Mehrere Flüchtlingsboote erreichen Lampedusa innerhalb einer Nacht

In Süditalien wächst Unmut

Allein in einer Nacht sind 200 Geflüchtete im Hafen der italienischen Mittelmeerinsel Lampedusa angekommen. Das Aufnahmezentrum ist überfüllt und die Bevölkerung fürchtet die Einschleppung des Coronavirus.

Flüchtlinge bei ihrer Ankunft im Hafen von Lampedusa (2018) / © Elio Desiderio (dpa)
Flüchtlinge bei ihrer Ankunft im Hafen von Lampedusa (2018) / © Elio Desiderio ( dpa )

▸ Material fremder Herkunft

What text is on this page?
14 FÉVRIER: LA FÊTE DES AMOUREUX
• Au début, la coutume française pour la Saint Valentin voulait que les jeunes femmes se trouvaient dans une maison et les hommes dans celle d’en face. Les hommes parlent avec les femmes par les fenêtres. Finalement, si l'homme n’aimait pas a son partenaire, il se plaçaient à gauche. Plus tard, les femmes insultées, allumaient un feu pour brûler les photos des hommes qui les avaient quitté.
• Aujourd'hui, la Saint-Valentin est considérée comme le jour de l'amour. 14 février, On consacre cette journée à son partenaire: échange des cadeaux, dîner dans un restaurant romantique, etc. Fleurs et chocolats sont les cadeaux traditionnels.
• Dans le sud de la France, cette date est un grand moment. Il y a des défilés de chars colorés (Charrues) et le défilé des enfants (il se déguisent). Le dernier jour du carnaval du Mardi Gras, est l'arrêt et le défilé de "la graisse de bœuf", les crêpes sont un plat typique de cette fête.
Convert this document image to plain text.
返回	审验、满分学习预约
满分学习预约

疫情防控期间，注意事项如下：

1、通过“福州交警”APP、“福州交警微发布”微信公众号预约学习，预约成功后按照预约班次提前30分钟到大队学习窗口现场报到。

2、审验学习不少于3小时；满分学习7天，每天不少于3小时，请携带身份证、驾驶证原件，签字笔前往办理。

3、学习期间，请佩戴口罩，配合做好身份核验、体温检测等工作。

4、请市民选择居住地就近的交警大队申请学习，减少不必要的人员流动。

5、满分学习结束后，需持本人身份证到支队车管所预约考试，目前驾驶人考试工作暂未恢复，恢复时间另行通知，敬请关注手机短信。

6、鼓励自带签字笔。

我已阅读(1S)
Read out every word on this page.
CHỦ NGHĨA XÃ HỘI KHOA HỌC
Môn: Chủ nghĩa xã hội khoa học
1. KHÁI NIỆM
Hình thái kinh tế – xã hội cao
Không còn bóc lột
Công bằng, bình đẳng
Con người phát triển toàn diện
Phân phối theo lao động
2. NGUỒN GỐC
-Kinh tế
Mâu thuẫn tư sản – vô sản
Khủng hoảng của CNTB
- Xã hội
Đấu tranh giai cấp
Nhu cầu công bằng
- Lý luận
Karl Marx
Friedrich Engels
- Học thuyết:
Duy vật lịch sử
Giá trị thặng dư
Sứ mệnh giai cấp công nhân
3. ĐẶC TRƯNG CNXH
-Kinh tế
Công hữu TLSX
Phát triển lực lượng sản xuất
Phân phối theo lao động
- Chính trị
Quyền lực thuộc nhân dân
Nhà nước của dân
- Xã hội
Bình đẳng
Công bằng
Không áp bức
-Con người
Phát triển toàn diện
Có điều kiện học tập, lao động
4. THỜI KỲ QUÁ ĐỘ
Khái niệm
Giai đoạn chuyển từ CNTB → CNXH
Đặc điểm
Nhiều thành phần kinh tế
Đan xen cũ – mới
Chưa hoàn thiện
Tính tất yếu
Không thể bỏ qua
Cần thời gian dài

Innerhalb einer Nacht haben 200 Flüchtlinge in acht Booten Lampedusa erreicht. Die Hälfte von ihnen habe aus eigener Kraft den Hafen der Insel erreicht, die andere Hälfte sei von örtlichen Einsatzkräften auf dem offenen Meer gerettet worden, berichtete der italienische Rundfunk am Montag.

Aufnahmezentrum überfüllt

Das über knapp 100 Plätze verfügende Aufnahmezentrum der italienischen Ferieninsel ist seither mit knapp 1.000 Migranten erneut überfüllt. Für den Abend wurde mit der Ankunft eines Quarantäne-Schiffs für Bootsflüchtlinge gerechnet. Die italienischen Behörden brachten unterdessen 300 Flüchtlinge mit einer öffentlichen Fähre nach Porto Empedocle auf Sizilien.

Nachdem mehrere Flüchtlinge die Quarantäne in einem Aufnahmezentrum mit positiv getesteten Mitbewohnern vorzeitig verließen, steigt in Italien die Angst vor einer Einschleppung des Coronavirus durch Migranten. Wegen guter Wetterbedingungen erreichten in den vergangenen Tagen vermehrt Boote von Tunesien aus Lampedusa.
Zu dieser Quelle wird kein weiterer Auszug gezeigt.